Tout est chouette niveau matos : le petit baluchon, le plateau, les tokens. L’insert est bien foutu pour tout ranger rapidement. Tout est chouette, sauf les « plateaux » personnages, qui sont en fait des grandes cartes. Ca fait tâche à côté de tout le luxe du reste et, surtout, c’est pas pratique du tout, puisqu’on doit placer des cartes compétences et des jetons dessus… et que tout bouge tout le temps.


Les « plateaux » de joueurs, le seul truc cheap du jeu.
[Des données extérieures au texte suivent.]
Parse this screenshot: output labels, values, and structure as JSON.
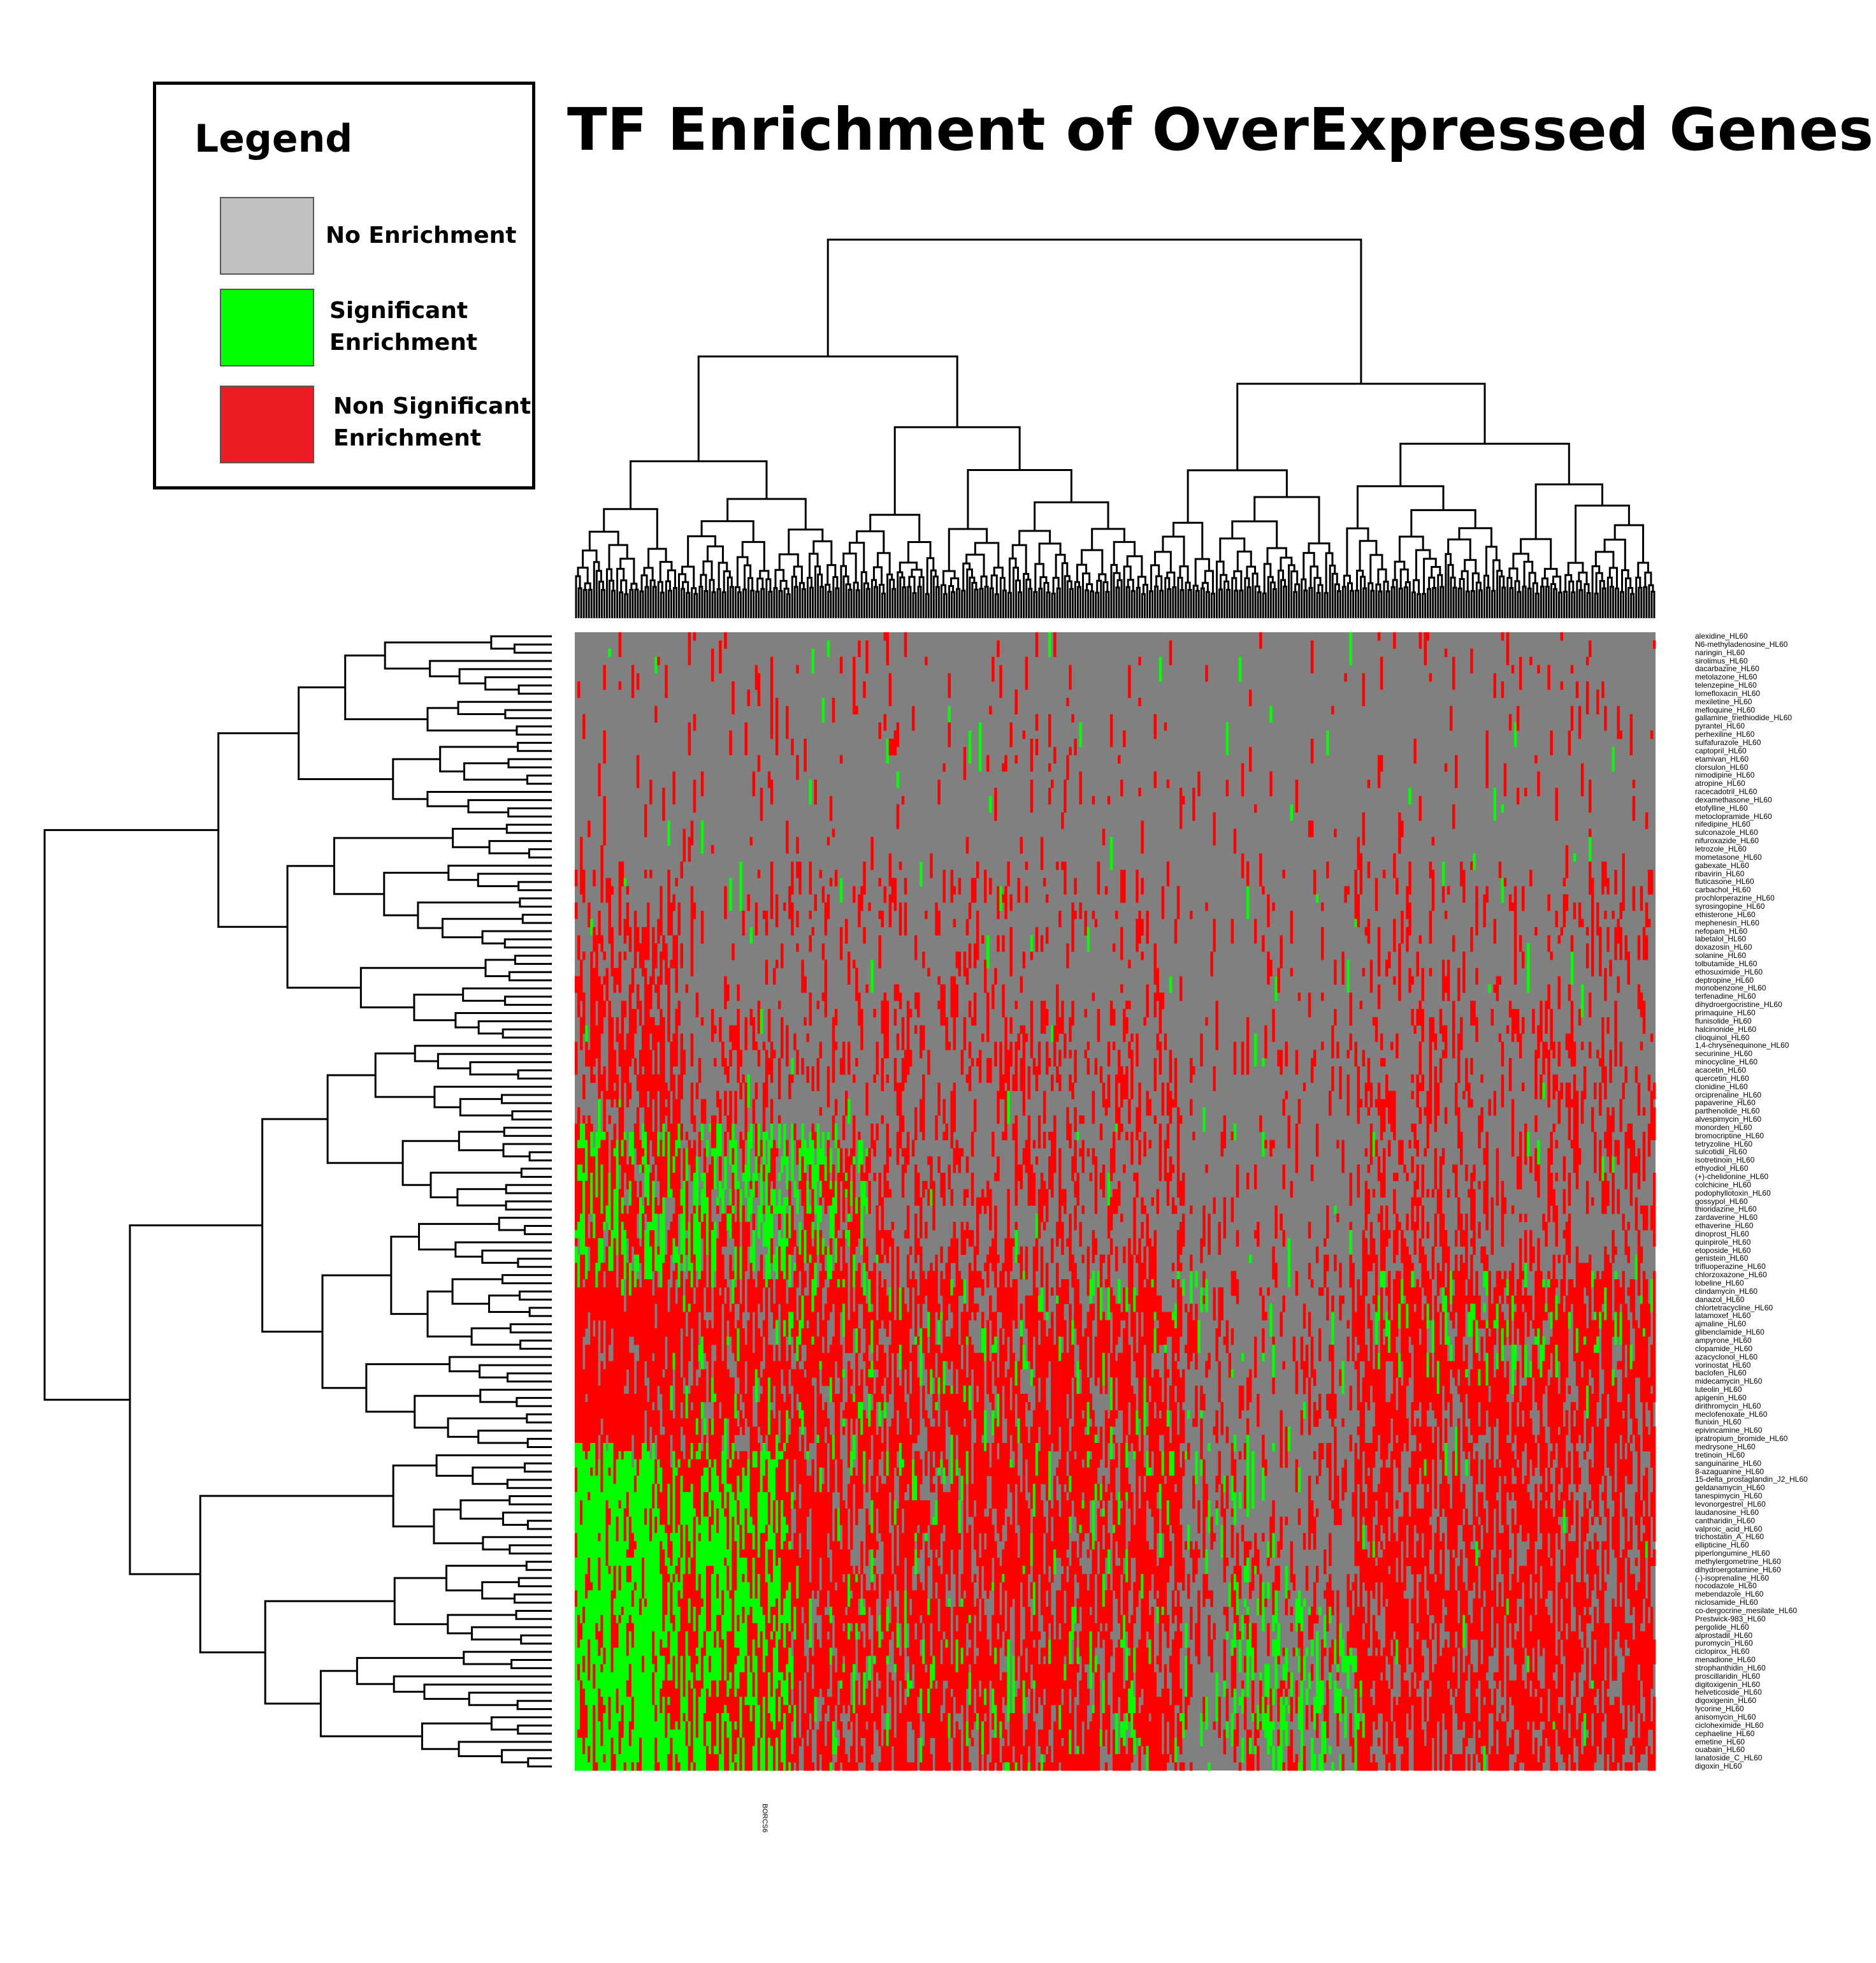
{
  "chart_data": {
    "type": "heatmap",
    "title": "TF Enrichment of OverExpressed Genes",
    "xlabel": "",
    "ylabel": "",
    "legend": {
      "title": "Legend",
      "placement": "top-left",
      "entries": [
        {
          "label": "No Enrichment",
          "color": "#c0c0c0"
        },
        {
          "label": "Significant\nEnrichment",
          "color": "#00ff00"
        },
        {
          "label": "Non Significant\nEnrichment",
          "color": "#ed1c24"
        }
      ]
    },
    "colors": {
      "no_enrichment": "#808080",
      "significant": "#00ff00",
      "non_significant": "#ff0000"
    },
    "dendrograms": {
      "rows": true,
      "columns": true
    },
    "rows": [
      "alexidine_HL60",
      "N6-methyladenosine_HL60",
      "naringin_HL60",
      "sirolimus_HL60",
      "dacarbazine_HL60",
      "metolazone_HL60",
      "telenzepine_HL60",
      "lomefloxacin_HL60",
      "mexiletine_HL60",
      "mefloquine_HL60",
      "gallamine_triethiodide_HL60",
      "pyrantel_HL60",
      "perhexiline_HL60",
      "sulfafurazole_HL60",
      "captopril_HL60",
      "etamivan_HL60",
      "clorsulon_HL60",
      "nimodipine_HL60",
      "atropine_HL60",
      "racecadotril_HL60",
      "dexamethasone_HL60",
      "etofylline_HL60",
      "metoclopramide_HL60",
      "nifedipine_HL60",
      "sulconazole_HL60",
      "nifuroxazide_HL60",
      "letrozole_HL60",
      "mometasone_HL60",
      "gabexate_HL60",
      "ribavirin_HL60",
      "fluticasone_HL60",
      "carbachol_HL60",
      "prochlorperazine_HL60",
      "syrosingopine_HL60",
      "ethisterone_HL60",
      "mephenesin_HL60",
      "nefopam_HL60",
      "labetalol_HL60",
      "doxazosin_HL60",
      "solanine_HL60",
      "tolbutamide_HL60",
      "ethosuximide_HL60",
      "deptropine_HL60",
      "monobenzone_HL60",
      "terfenadine_HL60",
      "dihydroergocristine_HL60",
      "primaquine_HL60",
      "flunisolide_HL60",
      "halcinonide_HL60",
      "clioquinol_HL60",
      "1,4-chrysenequinone_HL60",
      "securinine_HL60",
      "minocycline_HL60",
      "acacetin_HL60",
      "quercetin_HL60",
      "clonidine_HL60",
      "orciprenaline_HL60",
      "papaverine_HL60",
      "parthenolide_HL60",
      "alvespimycin_HL60",
      "monorden_HL60",
      "bromocriptine_HL60",
      "tetryzoline_HL60",
      "sulcotidil_HL60",
      "isotretinoin_HL60",
      "ethyodiol_HL60",
      "(+)-chelidonine_HL60",
      "colchicine_HL60",
      "podophyllotoxin_HL60",
      "gossypol_HL60",
      "thioridazine_HL60",
      "zardaverine_HL60",
      "ethaverine_HL60",
      "dinoprost_HL60",
      "quinpirole_HL60",
      "etoposide_HL60",
      "genistein_HL60",
      "trifluoperazine_HL60",
      "chlorzoxazone_HL60",
      "lobeline_HL60",
      "clindamycin_HL60",
      "danazol_HL60",
      "chlortetracycline_HL60",
      "latamoxef_HL60",
      "ajmaline_HL60",
      "glibenclamide_HL60",
      "ampyrone_HL60",
      "clopamide_HL60",
      "azacyclonol_HL60",
      "vorinostat_HL60",
      "baclofen_HL60",
      "midecamycin_HL60",
      "luteolin_HL60",
      "apigenin_HL60",
      "dirithromycin_HL60",
      "meclofenoxate_HL60",
      "flunixin_HL60",
      "epivincamine_HL60",
      "ipratropium_bromide_HL60",
      "medrysone_HL60",
      "tretinoin_HL60",
      "sanguinarine_HL60",
      "8-azaguanine_HL60",
      "15-delta_prostaglandin_J2_HL60",
      "geldanamycin_HL60",
      "tanespimycin_HL60",
      "levonorgestrel_HL60",
      "laudanosine_HL60",
      "cantharidin_HL60",
      "valproic_acid_HL60",
      "trichostatin_A_HL60",
      "ellipticine_HL60",
      "piperlongumine_HL60",
      "methylergometrine_HL60",
      "dihydroergotamine_HL60",
      "(-)-isoprenaline_HL60",
      "nocodazole_HL60",
      "mebendazole_HL60",
      "niclosamide_HL60",
      "co-dergocrine_mesilate_HL60",
      "Prestwick-983_HL60",
      "pergolide_HL60",
      "alprostadil_HL60",
      "puromycin_HL60",
      "ciclopirox_HL60",
      "menadione_HL60",
      "strophanthidin_HL60",
      "proscillaridin_HL60",
      "digitoxigenin_HL60",
      "helveticoside_HL60",
      "digoxigenin_HL60",
      "lycorine_HL60",
      "anisomycin_HL60",
      "cicloheximide_HL60",
      "cephaeline_HL60",
      "emetine_HL60",
      "ouabain_HL60",
      "lanatoside_C_HL60",
      "digoxin_HL60"
    ],
    "columns_visible": [
      "BORCS6"
    ]
  }
}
Des compétences ? On s’en fout aussi en fait, non ?
Un mot sur les compétences, pour finir. Chaque vagabond peut avoir 4 compétences et un objet sur lui, sachant qu’il peut dans certains cas de figure perdre définitivement des compétences et objets. On en gagne régulièrement de nouvelles, à la fin des parties et parfois même pendant. Avant chaque combat, le joueur décide avec quoi (quelles compétences et quel objet) il équipe son perso. Mais bon, comme il sait pas ce qui l’attend, bah c’est pas vraiment une préparation au combat. Pour le coup, hormis quelques compétences un peu originales, et certaines qui sont spécifiques à certains vagabonds, je me suis complètement désintéressé de ce système. J’ai peut-être pas saisi leur richesse, mais bien souvent, je trouvais que c’était simplement des variations légères de façons de faire du dégât. D’autres sont tellement situationnelles que tu ne prends jamais le risque de faire un jet de dés pour ça. Quand j’en trouvais une qui me semblait forte, je la prenais sur moi et puis voilà. Et la plupart du temps, je me servais réellement d’une, parfois deux compétences par vagabond. Les objets en revanche m’ont semblé plus intéressants/puissants. J’ai bien conscience que ce paragraphe peut faire hurler certaines personnes :sweat_smile:

Conclusion ?
Si vous attendiez que je vous dise que ce jeu est exceptionnel ou, au contraire, que c’est une bouse sans nom, désolé, je vais faire mon Normand (alors que je suis Breton, c’est con). Y’a pas (vraiment) de conclusion. J’espère que j’aurai réussi à transmettre les émotions très contradictoires qu’il m’a offertes. Le seul truc qu’il faut vraiment retenir, c’est que si ne pas respecter les règles à la lettre vous rend malade, oubliez. Si la perspective d’un voyage étrange sans cesse renouvelé dans un train fantôme vous parle, ça vaut peut-être le coup d’embarquer.